Der „End of Fish Day“ markiert das Ende unserer eigenen „Fischreserven“. Von diesem Tag an ist Deutschland rein rechnerisch auf den Import von Fischereiprodukten angewiesen. 2021 fiel er auf den 19. März und trat damit mehr als zwei Wochen früher ein als 2020 und 2019 (5. April.) Denn mit fast 14 kg pro Kopf liegen wir zwar unter dem Weltdurchschnitt von fast 20 kg, essen allerdings weitaus mehr Fisch, als deutsche Fischer fangen oder heimische Aquakulturen bereitstellen können.

Mit dem „End of Fish Day“ machen Slow Food Deutschland und Fair Oceans seit 2019 auf die weltweit anhaltende Krise der Fischerei und die Vernichtung der Artenvielfalt in den Meeren aufmerksam.

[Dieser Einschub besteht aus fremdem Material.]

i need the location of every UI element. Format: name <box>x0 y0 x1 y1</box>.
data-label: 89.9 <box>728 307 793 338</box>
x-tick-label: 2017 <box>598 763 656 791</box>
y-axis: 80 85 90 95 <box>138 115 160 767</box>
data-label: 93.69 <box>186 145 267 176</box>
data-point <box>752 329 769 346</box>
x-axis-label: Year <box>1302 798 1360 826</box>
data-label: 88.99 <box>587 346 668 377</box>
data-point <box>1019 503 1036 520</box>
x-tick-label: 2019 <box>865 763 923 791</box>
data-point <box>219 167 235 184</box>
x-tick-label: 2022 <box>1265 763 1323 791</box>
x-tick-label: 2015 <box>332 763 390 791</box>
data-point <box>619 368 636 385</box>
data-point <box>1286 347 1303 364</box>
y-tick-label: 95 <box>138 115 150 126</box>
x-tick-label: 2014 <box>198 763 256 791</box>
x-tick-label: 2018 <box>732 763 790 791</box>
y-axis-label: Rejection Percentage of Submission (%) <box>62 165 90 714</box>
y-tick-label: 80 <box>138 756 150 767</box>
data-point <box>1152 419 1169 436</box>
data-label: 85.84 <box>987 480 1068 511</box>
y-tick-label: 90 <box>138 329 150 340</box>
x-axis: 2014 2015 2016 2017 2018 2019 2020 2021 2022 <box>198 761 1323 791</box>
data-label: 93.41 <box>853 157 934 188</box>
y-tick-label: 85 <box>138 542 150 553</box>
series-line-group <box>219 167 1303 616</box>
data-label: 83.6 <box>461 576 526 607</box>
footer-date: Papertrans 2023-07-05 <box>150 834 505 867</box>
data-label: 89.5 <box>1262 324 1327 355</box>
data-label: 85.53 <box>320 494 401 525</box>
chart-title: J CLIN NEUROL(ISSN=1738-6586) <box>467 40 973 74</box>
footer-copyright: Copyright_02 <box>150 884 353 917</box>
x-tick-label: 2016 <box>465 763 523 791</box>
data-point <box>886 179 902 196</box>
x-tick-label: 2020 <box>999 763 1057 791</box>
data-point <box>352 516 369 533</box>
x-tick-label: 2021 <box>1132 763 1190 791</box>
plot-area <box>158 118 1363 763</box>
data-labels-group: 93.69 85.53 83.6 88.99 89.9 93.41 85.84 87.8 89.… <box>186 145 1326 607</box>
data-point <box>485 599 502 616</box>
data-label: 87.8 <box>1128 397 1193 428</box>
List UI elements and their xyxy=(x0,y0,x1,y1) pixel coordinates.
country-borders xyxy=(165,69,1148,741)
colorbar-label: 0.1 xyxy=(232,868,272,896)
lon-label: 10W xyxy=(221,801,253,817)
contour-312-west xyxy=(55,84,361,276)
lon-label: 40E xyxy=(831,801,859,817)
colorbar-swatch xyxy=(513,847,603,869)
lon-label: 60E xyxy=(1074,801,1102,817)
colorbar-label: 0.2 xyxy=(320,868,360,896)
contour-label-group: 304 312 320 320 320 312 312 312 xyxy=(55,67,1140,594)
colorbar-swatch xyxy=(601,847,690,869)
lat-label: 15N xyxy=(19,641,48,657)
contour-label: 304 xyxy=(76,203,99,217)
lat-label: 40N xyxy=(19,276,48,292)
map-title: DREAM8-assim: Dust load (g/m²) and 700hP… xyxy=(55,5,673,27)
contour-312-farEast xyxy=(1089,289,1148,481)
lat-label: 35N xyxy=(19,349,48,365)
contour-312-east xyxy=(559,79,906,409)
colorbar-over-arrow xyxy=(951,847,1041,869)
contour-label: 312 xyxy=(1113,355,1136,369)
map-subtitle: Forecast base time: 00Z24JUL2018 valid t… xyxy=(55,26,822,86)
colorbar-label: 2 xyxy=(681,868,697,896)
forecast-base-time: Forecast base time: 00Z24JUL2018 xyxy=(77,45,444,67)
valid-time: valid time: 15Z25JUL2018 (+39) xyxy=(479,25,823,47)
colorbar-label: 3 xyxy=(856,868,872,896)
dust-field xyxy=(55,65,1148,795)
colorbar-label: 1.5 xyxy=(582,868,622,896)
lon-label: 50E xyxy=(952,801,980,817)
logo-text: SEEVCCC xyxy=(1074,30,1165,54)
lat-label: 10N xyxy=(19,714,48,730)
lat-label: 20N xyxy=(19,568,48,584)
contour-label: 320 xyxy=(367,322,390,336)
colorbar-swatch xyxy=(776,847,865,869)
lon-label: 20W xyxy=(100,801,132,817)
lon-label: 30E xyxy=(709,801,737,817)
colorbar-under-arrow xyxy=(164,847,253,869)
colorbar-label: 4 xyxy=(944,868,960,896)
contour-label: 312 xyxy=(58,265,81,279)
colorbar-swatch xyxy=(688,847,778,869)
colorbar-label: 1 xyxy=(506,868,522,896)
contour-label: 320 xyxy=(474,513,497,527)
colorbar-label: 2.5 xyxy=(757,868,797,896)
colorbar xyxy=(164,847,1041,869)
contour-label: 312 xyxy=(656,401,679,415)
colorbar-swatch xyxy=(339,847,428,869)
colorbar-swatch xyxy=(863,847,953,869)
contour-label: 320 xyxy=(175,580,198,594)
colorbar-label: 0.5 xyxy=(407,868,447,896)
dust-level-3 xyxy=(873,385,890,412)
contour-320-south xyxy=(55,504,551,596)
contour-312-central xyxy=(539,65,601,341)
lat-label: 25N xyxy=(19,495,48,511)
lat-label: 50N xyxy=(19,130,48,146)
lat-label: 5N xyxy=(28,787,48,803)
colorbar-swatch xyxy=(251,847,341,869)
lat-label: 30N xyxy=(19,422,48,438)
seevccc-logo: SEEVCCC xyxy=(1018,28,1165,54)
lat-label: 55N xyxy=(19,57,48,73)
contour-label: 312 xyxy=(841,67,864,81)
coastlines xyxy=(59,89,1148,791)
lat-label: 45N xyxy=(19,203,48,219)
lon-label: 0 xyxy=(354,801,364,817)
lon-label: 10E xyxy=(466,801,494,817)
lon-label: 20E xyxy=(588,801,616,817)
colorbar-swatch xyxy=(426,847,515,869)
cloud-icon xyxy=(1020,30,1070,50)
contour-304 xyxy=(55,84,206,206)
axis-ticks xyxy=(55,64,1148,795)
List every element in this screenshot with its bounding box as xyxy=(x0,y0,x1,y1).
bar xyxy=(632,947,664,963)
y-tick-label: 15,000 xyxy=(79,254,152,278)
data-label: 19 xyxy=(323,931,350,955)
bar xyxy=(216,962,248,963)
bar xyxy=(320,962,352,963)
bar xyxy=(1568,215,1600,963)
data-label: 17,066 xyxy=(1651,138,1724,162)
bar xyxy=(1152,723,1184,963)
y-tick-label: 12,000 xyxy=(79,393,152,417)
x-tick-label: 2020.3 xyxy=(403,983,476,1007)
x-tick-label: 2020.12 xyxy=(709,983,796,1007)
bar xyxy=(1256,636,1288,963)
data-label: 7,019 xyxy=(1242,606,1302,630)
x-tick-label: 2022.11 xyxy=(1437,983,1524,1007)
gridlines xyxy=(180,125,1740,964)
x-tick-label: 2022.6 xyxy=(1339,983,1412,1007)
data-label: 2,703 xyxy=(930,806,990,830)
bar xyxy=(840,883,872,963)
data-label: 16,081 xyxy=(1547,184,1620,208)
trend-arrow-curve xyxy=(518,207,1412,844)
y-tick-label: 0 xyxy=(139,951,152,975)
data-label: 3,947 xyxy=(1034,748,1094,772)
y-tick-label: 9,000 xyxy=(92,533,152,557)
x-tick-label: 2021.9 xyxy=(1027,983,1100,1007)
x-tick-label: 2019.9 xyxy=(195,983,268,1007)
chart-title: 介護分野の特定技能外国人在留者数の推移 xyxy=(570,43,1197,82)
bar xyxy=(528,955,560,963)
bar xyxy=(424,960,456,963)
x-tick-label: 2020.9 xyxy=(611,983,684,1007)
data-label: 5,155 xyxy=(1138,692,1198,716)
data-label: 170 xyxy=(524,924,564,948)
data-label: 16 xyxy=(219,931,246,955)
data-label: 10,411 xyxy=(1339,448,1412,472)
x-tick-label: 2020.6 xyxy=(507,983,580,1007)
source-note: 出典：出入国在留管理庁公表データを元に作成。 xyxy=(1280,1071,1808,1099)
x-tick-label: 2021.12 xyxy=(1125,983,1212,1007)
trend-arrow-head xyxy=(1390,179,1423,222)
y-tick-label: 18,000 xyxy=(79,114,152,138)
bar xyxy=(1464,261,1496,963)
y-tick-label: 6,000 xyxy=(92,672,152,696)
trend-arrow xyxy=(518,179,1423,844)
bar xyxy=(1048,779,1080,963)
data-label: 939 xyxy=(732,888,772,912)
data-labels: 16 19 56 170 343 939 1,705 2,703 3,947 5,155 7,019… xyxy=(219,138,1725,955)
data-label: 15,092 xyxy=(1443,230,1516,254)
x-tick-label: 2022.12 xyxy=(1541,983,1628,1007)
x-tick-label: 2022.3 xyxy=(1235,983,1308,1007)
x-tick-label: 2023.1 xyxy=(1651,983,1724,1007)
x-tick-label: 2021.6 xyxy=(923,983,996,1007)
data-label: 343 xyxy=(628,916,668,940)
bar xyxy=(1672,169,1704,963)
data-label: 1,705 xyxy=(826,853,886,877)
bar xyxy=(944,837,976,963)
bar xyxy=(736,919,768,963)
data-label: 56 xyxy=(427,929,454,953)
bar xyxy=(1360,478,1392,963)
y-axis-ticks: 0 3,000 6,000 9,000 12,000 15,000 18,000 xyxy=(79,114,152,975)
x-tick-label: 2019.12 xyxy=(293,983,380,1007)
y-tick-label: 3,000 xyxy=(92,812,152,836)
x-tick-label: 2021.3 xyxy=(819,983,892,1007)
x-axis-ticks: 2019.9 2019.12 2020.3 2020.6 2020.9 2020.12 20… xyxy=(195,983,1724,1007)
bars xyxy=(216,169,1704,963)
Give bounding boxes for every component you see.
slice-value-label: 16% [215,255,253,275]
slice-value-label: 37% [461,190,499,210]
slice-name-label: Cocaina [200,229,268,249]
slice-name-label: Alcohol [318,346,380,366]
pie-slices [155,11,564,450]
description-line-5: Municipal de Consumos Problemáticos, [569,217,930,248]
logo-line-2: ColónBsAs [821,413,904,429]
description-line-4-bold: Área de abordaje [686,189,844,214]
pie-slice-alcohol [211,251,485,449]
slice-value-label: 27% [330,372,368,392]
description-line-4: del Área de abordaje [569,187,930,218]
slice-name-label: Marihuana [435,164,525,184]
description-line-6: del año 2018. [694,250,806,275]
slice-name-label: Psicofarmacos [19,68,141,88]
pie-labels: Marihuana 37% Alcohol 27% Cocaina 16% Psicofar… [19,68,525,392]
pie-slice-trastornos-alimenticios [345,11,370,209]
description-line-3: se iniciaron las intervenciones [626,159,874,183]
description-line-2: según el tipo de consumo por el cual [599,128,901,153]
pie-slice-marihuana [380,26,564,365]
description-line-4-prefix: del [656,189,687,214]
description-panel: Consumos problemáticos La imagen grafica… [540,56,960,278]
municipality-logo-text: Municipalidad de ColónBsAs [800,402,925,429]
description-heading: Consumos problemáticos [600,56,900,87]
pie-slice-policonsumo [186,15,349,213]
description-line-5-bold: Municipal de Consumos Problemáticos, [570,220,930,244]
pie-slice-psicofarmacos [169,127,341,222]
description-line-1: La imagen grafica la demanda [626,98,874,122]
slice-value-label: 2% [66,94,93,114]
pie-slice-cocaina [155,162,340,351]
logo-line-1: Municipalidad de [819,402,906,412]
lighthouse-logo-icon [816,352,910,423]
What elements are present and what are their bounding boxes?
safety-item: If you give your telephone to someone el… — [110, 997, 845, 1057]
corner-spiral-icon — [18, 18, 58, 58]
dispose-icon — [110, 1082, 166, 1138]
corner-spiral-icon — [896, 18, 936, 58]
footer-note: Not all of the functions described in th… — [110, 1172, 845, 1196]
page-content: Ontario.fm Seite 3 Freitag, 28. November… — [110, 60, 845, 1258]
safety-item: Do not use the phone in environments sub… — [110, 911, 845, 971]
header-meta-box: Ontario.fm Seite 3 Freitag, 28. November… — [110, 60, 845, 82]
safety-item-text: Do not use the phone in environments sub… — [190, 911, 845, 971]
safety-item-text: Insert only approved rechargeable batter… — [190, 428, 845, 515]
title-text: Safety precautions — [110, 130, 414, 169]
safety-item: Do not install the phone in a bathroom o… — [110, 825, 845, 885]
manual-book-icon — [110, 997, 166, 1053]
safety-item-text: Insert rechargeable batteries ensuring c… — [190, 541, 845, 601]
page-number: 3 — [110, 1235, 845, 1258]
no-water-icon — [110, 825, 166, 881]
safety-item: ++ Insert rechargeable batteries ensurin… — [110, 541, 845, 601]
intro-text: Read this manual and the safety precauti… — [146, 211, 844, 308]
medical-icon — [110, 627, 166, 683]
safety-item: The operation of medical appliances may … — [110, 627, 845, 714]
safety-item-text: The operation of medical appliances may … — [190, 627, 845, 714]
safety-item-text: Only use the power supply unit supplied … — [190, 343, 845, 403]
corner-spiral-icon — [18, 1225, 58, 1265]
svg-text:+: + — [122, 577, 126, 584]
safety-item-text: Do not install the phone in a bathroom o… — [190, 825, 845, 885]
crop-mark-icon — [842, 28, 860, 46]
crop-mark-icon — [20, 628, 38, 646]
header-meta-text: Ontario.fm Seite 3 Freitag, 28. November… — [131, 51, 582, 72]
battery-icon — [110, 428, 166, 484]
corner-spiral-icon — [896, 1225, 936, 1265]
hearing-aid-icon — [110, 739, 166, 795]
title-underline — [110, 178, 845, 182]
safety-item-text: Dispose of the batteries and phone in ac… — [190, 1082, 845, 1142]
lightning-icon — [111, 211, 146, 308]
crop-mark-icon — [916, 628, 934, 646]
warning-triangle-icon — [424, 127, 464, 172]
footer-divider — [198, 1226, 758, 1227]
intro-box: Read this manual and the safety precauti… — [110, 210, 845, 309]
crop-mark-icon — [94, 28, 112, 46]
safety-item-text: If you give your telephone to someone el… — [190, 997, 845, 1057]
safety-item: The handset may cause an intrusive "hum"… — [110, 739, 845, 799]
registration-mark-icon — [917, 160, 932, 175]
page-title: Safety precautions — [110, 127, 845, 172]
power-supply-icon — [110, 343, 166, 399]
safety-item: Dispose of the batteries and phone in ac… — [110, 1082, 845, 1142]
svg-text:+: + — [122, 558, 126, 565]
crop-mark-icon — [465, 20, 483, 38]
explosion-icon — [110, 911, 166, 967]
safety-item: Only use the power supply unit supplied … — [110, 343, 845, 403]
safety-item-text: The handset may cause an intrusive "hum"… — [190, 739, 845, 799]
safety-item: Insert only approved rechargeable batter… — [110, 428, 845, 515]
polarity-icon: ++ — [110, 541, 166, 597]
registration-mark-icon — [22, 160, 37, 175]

Der „End of Fish Day“ errechnet sich auf Grundlage von Zahlen der Bundesanstalt für Landwirtschaft und Ernährung (BLE). Er nimmt so direkten Bezug auf die Analyse der Fischereiwirtschaft durch die Bundesregierung.

Die Bundesanstalt für Landwirtschaft und Ernährung (BLE) veröffentlicht in ihrem Jahresbericht über Fischerei und Fischwirtschaft den aktuellen Selbstversorgungsgrad Deutschlands mit Fischereierzeugnissen. Mit dem geringen Selbstversorgungsgrad von 20 Prozent sind wir dabei einer der größten Importeure von Fischereiprodukten auf dem Weltmarkt.

Fish Dependence Day

Von der britischen New Economics Foundation wurde früher auch der „Fish Dependence Day“ berechnet. Das ist der Tag, an dem die europäischen Fischbestände erschöpft sind.